As concessionárias de serviços rodoviários, nas suas relações com o usuário, subordinam-se aos preceitos do CDC e respondem objetivamente pelos defeitos na prestação do serviço.
A tese foi fixada pela Quarta Turma em caso que envolveu o atropelamento fatal de uma menor em trecho de rodovia administrado por concessionária. Para os ministros, a responsabilidade civil pode se estender para reparar danos causados a usuários e não usuários do serviço.
Ao analisar recurso (REsp 1.268.743) sobre a indenização decorrente do atropelamento, a turma entendeu ser devida a reparação para a família da vítima, embora esta não se enquadrasse no conceito de usuário principal do serviço. Nessas situações, quando é comprovado que o acidente não ocorreu por culpa exclusiva da vítima, surge a obrigação de indenizar o terceiro.
Os ministros concluíram que a falta de sinalização e iluminação na rodovia foi fator determinante para o acidente. “O direito de segurança do usuário está inserido no serviço público concedido, havendo presunção de que a concessionária assumiu todas as atividades e responsabilidades inerentes ao seu mister”, afirmou o ministro Salomão, relator do caso.

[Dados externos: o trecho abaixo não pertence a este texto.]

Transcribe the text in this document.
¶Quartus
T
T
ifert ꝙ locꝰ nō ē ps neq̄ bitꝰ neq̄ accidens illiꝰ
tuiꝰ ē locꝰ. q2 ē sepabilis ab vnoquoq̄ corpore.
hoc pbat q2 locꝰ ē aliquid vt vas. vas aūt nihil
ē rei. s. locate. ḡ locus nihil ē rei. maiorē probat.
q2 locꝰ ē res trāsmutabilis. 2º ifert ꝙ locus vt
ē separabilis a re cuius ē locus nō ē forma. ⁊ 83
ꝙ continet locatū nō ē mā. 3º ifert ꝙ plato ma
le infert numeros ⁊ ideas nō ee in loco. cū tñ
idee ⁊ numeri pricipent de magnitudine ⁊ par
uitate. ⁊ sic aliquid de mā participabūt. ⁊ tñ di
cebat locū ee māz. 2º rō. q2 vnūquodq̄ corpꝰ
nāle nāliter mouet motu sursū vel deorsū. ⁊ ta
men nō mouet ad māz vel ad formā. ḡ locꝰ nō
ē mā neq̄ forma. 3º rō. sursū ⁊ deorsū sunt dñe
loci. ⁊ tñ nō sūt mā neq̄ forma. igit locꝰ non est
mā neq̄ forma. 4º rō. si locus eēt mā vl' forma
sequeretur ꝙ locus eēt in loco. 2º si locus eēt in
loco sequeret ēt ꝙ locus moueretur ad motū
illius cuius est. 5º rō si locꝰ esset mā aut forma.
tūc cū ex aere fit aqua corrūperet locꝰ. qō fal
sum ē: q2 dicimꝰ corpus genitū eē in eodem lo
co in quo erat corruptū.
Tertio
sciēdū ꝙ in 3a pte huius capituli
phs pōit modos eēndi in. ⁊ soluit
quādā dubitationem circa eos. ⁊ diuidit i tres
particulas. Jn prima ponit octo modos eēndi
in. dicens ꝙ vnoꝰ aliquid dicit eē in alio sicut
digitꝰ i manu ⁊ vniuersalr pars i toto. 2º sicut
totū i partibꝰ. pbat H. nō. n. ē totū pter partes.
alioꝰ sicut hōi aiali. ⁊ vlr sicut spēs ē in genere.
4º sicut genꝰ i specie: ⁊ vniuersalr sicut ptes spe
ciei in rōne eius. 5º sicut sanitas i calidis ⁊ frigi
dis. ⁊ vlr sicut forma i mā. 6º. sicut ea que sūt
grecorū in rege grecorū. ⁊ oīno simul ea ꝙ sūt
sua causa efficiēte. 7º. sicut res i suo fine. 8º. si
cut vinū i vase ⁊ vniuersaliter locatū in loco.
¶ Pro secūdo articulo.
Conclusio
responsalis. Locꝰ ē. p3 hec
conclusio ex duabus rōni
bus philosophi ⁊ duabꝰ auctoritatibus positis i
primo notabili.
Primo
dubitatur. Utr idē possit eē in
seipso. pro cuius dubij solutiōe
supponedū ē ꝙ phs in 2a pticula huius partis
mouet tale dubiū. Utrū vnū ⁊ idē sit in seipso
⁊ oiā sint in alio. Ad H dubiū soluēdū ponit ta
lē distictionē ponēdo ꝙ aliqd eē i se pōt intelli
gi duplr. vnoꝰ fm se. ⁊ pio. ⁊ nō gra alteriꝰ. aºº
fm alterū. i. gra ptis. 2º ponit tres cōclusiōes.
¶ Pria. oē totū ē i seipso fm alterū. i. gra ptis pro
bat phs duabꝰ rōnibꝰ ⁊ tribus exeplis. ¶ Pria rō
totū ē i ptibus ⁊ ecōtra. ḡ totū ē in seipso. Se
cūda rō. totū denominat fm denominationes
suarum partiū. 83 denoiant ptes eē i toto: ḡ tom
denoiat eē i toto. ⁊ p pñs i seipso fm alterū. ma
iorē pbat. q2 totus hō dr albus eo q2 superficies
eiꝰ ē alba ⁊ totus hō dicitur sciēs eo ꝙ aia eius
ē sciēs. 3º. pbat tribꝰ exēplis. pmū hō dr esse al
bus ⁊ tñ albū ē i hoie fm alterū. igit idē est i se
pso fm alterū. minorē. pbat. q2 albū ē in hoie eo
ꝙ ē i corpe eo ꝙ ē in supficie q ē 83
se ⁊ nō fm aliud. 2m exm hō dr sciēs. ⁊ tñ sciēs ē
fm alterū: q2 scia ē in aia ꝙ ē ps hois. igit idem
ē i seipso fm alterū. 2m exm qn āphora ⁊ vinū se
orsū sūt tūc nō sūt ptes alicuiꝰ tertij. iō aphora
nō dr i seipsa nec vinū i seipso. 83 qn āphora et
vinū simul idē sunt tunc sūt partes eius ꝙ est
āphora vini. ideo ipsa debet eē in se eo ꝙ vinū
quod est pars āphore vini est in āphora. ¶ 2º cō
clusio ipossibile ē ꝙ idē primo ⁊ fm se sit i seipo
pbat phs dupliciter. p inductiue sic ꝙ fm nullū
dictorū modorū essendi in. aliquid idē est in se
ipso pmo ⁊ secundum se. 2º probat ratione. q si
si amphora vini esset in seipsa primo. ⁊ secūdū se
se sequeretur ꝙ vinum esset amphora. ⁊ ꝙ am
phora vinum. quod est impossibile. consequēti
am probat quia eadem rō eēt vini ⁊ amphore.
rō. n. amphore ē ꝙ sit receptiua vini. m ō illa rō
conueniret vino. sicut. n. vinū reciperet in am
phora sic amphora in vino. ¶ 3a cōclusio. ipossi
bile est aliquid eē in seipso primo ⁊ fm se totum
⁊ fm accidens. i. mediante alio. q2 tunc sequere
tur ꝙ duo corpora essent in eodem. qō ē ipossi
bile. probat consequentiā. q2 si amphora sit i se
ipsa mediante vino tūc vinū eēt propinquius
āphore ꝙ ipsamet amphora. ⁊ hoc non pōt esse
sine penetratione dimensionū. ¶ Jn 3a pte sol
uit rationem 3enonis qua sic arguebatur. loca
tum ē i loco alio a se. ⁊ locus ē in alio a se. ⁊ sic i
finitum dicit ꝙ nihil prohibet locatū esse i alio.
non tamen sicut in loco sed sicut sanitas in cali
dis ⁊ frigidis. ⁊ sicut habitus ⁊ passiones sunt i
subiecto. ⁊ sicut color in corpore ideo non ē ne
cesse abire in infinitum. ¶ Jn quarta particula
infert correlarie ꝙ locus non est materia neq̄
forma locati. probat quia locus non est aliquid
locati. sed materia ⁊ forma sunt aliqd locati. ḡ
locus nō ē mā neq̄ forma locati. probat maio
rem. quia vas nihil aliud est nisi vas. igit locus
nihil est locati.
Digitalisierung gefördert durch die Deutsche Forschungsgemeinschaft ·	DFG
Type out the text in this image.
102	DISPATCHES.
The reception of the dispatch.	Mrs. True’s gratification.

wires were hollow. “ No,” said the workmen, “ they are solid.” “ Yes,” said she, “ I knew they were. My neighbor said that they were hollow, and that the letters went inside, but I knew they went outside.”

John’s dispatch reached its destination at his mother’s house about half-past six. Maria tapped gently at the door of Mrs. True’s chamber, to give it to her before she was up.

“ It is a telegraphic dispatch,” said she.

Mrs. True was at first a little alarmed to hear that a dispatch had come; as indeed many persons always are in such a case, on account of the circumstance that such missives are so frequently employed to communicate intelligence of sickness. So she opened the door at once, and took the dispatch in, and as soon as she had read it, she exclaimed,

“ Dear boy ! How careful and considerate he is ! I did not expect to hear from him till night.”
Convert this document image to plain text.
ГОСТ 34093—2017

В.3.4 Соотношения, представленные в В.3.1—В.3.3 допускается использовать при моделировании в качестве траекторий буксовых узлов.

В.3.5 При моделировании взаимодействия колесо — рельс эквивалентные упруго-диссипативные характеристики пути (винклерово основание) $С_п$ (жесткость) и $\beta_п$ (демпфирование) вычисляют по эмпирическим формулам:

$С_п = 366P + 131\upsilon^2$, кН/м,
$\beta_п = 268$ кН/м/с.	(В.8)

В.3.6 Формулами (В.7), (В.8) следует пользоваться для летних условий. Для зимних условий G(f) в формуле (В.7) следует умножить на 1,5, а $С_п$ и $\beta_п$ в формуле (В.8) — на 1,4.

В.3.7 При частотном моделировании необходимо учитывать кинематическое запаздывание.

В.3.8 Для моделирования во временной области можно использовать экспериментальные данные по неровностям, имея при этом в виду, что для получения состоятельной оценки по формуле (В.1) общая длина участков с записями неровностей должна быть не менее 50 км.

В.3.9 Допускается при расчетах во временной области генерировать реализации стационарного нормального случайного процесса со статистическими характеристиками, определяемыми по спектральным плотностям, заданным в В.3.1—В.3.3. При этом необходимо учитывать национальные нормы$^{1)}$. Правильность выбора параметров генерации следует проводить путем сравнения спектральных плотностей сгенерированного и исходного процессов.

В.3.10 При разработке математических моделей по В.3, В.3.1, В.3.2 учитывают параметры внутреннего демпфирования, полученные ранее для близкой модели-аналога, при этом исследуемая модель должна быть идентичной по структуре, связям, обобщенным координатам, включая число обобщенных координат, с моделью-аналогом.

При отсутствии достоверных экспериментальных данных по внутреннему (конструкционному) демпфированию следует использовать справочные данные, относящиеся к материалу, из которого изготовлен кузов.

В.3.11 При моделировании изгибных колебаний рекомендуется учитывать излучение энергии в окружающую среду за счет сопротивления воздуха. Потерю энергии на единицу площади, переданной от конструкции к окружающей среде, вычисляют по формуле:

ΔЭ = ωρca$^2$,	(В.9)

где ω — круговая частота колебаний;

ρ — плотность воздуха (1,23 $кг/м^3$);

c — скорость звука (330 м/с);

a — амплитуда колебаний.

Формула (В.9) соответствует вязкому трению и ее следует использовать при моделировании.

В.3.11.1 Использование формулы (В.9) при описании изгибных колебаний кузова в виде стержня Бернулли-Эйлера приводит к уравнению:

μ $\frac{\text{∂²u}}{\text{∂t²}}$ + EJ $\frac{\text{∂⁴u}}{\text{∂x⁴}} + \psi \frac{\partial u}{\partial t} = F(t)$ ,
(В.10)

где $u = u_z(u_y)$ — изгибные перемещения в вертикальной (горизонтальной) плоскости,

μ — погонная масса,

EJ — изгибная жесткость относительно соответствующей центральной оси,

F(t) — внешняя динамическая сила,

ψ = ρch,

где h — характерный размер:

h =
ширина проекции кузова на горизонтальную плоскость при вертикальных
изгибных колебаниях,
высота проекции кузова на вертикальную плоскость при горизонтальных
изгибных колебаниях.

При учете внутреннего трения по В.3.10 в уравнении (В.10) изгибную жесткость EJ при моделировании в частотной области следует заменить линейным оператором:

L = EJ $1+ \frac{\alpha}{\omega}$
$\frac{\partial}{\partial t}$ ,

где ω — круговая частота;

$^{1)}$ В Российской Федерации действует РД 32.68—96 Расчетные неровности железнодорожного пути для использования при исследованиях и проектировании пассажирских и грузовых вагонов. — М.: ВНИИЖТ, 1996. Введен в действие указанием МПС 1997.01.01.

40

No mesmo julgamento, o colegiado destacou que o entendimento é válido tanto para a concessionária de serviço público quanto para o Estado, diretamente. “A jurisprudência do STJ reconhece a responsabilidade do Estado em situações similares, de modo que seria conferir tratamento diferenciado à concessionária o fato de não lhe atribuir responsabilidade no caso em tela”, concluiu Salomão.
Para o STJ, o derramamento de óleo no litoral pode ser caracterizado como acidente de consumo, e os pescadores artesanais prejudicados são considerados consumidores por equiparação.
A tese foi reafirmada pela Segunda Seção no julgamento do CC 132.505, sob relatoria do ministro Antonio Carlos Ferreira. A controvérsia envolveu pescadores do Espírito Santo que ajuizaram ação indenizatória por dano ambiental contra a Chevron Brasil, em razão de um vazamento de petróleo ocorrido no litoral do Rio de Janeiro. O óleo se espalhou e prejudicou a atividade pesqueira no outro estado.
O relator explicou que o entendimento já havia sido aplicado em hipótese semelhante na Segunda Seção, quando pescadores foram considerados vítimas de acidente de consumo, visto que suas atividades foram prejudicadas por derramamento de óleo (CC 143.204).
No caso sob exame, a Justiça do Espírito Santo afirmou não ser competente para julgar um crime ambiental ocorrido em outro estado. A Justiça fluminense, por sua vez, alegou que, como os pescadores são consumidores equiparados, poderiam ajuizar a ação em seu domicílio, como preconiza o artigo 101, inciso I, do CDC.
Segundo o relator no STJ, havendo a incidência das regras consumeristas, a competência é absoluta, podendo ser conhecida de ofício pelo juízo. E, por serem os pescadores equiparados a consumidores, a regra é a do CDC, que permite ao hipossuficiente ajuizar a demanda indenizatória em seu domicílio.
Além disso – comentou Antonio Carlos Ferreira –, como o acidente ocorrido no litoral do Rio de Janeiro atingiu o território pesqueiro onde atuavam os autores da ação, este deve ser considerado o local do fato, para fins de incidência do artigo 100, inciso V, alínea “a”, do Código de Processo Civil de 1973 – aplicável ao caso em julgamento –, que, por ser norma especial, afasta a regra geral de competência do artigo 94 do mesmo código.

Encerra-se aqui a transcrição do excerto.